Si Ted Chiang et Clive Barker collaboraient sur un scénario filmé par John Carpenter pour la série Supernatural, le résultat ressemblerait à ce roman.
La référence au cinéaste américain n’est pas fortuite. Escape from Hell !, titre original du livre, évoque clairement Escape from New York — en français New York 1997 (et pour les plus jeunes d’entre vous : non, il ne s’agit pas d’un film historique). Duncan pousse l’hommage jusqu’à reprendre la structure même du film : il s’agit bien de fuir un lieu clos, une vaste prison.
L’intrigue suit quatre personnes : un clochard, Eli (l’allusion au prophète biblique n’est pas innocente), une pute, Belle, un tueur à gages, Seven (merci David Fincher ; rappelons que ce film-là se basait sur les sept péchés capitaux) et un jeune gay, Matthew (forme anglaise du nom de l’Evangéliste qu’on appelle en français Matthieu). Morts de mort violente, ils ont abouti, par un même bac, en Enfer.
Pourquoi sont-ils là ? Pour un mécréant comme moi (et, j’imagine, Hal Duncan), seul Seven paraît justement condamné — Eli s’est suicidé après avoir perdu sa famille, son travail, bref, effectué sa propre descente aux enfers, Belle est une victime avant tout, et Matthew a pour seul tort d’aimer les garçons. Mais de fait, selon une lecture littérale de la Bible, ils méritent tous leur châtiment.
Et l’Enfer décrit n’a rien de commun avec la vision quasi-romantique que peuvent offrir des traitements aussi différents que la mythologie gréco-romaine, l’œuvre de Dante ou le Manuel des plans de ce bon vieux D&D. Non, le Monde souterrain croqué au fusain et au sang par l’écrivain écossais ressemble au nôtre, en un peu plus cruel, injuste et vulgaire. On y « soigne » Matthew. Eli découvre qu’il comprend des exclus. Belle s’y retrouve violée à répétition, et exploitée par un flic ripou. Et Seven… passons. Quant à l’équivalent halluciné de la téléréalité dans cet univers-là, il faut le voir (pardon, le lire) pour le croire.

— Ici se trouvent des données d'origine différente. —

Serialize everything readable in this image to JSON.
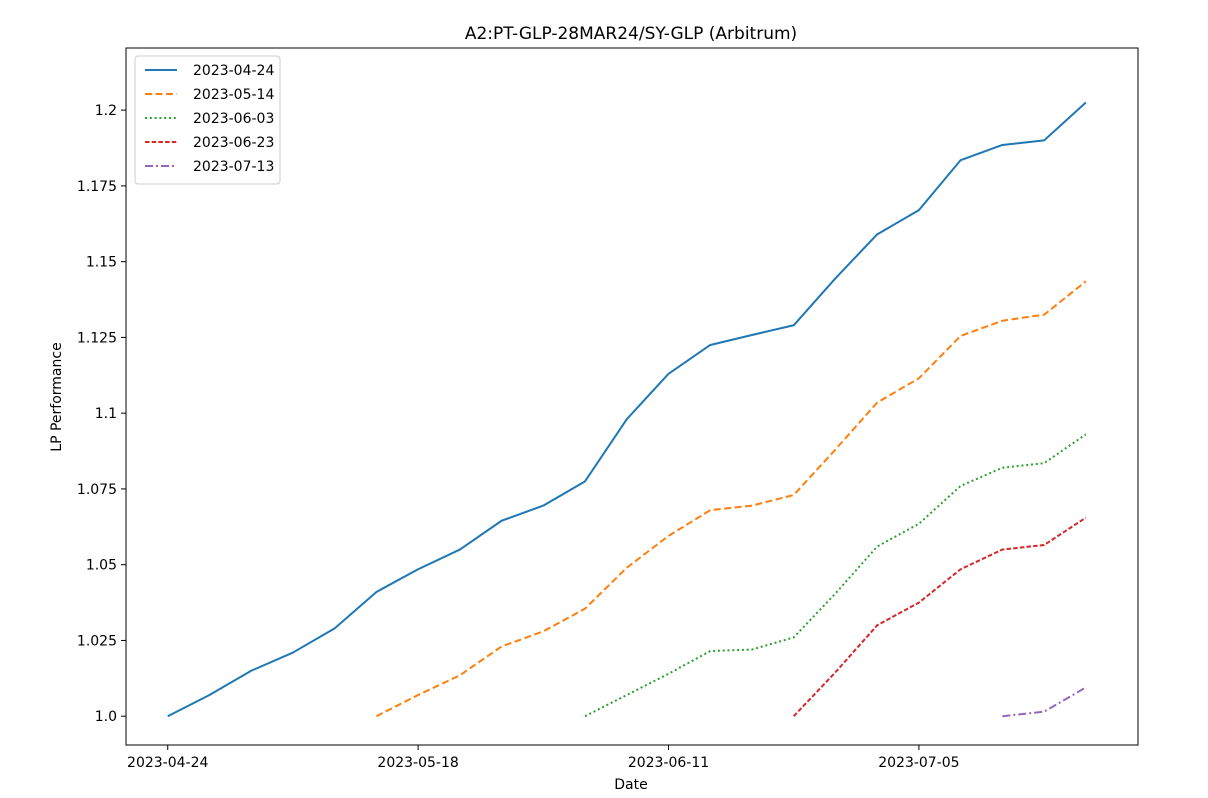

Nos quatre protagonistes, qui révolté, qui pressé par le hasard, vont unir leurs forces pour s’échapper. Chemin faisant, ils dénicheront un allié de poids et découvriront l’identité du vrai maître des Enfers. J’avoue : j’en ai ri de plaisir.
Ludique et barré, mais ciselé et plus profond qu’il n’y parait, Evadés de l’enfer ! a la séduction canaille. Duncan lui prévoit deux suites. Prions (si j’ose dire) pour qu’il leur donne bientôt chair et encre.